After a tour of the hall, Tamasi and Gallerani inform us about the personnel situation. “Schnellecke has a good reputation in the region,” stresses Tamasi. “People come here and ask if they can work for us.”
So it was relatively easy to get good employees – with an unusually low average age for the region of around 30. “For this customer in particular, it is important that the employees there not only have specialist knowledge, but also good communication skills,” Gallerani
emphasizes. “They always work directly with the customer, and the chemistry has to be right.”
1,200 vehicles per day
We can see that for ourselves now. Only a few minutes by car and we reach the factory. This makes the company an important economic factor in the region. It essentially consists of body production, the paint shop, and final assembly.
You only occasionally see people walking through the park-like area between the buildings. Otherwise it seems at first surprisingly quiet. The entire freight traffic (around 500 trucks and a complete train per day) is handled at the rear of the premises. Up to eight trains and over 200 vehicle transporters per day take care of the shipping of the produced vehicles and chassis.
If they don’t require protective clothing, for example when welding, all of the employees of the customer wear white work clothes. It is the largest car body plant in the entire Group: all assembly lines add up to a total length of about eight kilometers. However, the car bodies are only assembled here. The galvanized sheet metal parts and other components are delivered by suppliers.

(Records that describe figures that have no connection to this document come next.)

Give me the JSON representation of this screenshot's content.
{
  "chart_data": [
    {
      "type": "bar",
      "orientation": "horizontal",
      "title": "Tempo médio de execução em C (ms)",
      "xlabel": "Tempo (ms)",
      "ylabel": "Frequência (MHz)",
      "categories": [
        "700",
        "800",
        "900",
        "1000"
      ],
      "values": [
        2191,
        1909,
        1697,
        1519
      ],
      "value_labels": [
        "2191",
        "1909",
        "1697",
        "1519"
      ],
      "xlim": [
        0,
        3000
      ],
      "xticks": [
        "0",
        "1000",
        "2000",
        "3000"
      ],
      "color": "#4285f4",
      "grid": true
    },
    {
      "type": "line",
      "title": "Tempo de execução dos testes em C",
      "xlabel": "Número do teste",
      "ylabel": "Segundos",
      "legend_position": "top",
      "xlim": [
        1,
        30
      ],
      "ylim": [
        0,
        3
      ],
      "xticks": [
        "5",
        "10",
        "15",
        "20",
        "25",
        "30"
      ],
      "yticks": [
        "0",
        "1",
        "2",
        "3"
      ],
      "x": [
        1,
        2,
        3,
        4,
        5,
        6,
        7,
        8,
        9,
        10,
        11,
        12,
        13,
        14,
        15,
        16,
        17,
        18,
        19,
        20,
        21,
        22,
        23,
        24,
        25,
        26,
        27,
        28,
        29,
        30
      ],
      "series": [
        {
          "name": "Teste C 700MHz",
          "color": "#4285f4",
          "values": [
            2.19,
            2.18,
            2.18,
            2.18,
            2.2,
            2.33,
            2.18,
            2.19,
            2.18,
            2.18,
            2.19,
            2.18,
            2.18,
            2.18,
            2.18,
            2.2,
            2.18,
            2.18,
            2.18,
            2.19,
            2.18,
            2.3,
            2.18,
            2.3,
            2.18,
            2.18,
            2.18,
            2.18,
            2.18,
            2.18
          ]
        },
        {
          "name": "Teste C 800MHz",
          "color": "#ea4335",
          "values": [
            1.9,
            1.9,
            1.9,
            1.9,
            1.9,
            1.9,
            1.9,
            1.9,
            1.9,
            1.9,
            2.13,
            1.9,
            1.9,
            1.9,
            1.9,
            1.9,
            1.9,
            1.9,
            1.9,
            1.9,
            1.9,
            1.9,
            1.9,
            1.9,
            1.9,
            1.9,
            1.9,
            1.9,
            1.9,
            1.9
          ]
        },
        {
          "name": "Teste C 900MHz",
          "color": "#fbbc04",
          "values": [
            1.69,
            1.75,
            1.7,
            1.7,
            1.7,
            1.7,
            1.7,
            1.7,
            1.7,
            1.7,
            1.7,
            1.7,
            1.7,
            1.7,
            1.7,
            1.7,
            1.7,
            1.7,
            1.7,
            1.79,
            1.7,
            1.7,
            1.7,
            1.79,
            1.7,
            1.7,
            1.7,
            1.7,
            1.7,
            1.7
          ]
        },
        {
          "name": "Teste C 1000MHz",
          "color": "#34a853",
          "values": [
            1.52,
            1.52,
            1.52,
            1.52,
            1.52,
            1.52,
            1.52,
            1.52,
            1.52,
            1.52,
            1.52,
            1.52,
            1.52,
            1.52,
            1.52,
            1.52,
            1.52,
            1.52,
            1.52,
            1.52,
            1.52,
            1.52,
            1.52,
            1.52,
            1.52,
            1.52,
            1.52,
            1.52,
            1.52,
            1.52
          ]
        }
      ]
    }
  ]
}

The heart of the plant is the final assembly line, which employs over 2,500 people. The van can be ordered in over 13,000 configurations. This requires many different individual parts on the assembly line, and Schnellecke is also involved in their delivery. Once the required parts have been scanned and picked, the electric forklifts race off on their routes, which are up to two kilometers long. Here, as in the final assembly, people are still needed; on our way through the hall, however, we also encounter driverless transport systems that transport parts.
Laura Gallerani is often here at the factory to identify any potential for optimization. “You have to talk to people; you have to listen to them. You have to be with them when they do their work on the shop floor. Only then can you really understand how everything works and how things can be improved. The best suggestions for improvement come from the bottom up.”
The figures prove her right: Last year, the Atessa site had the highest proportion of kaizen events implemented of the entire Group, measured by the number of employees. “Our employees are our strength,” emphasizes Gallerani. And Tamasi adds: “People must have the feeling that they are involved in all processes. Then they also get on board with new ideas, and together we can achieve a lot.”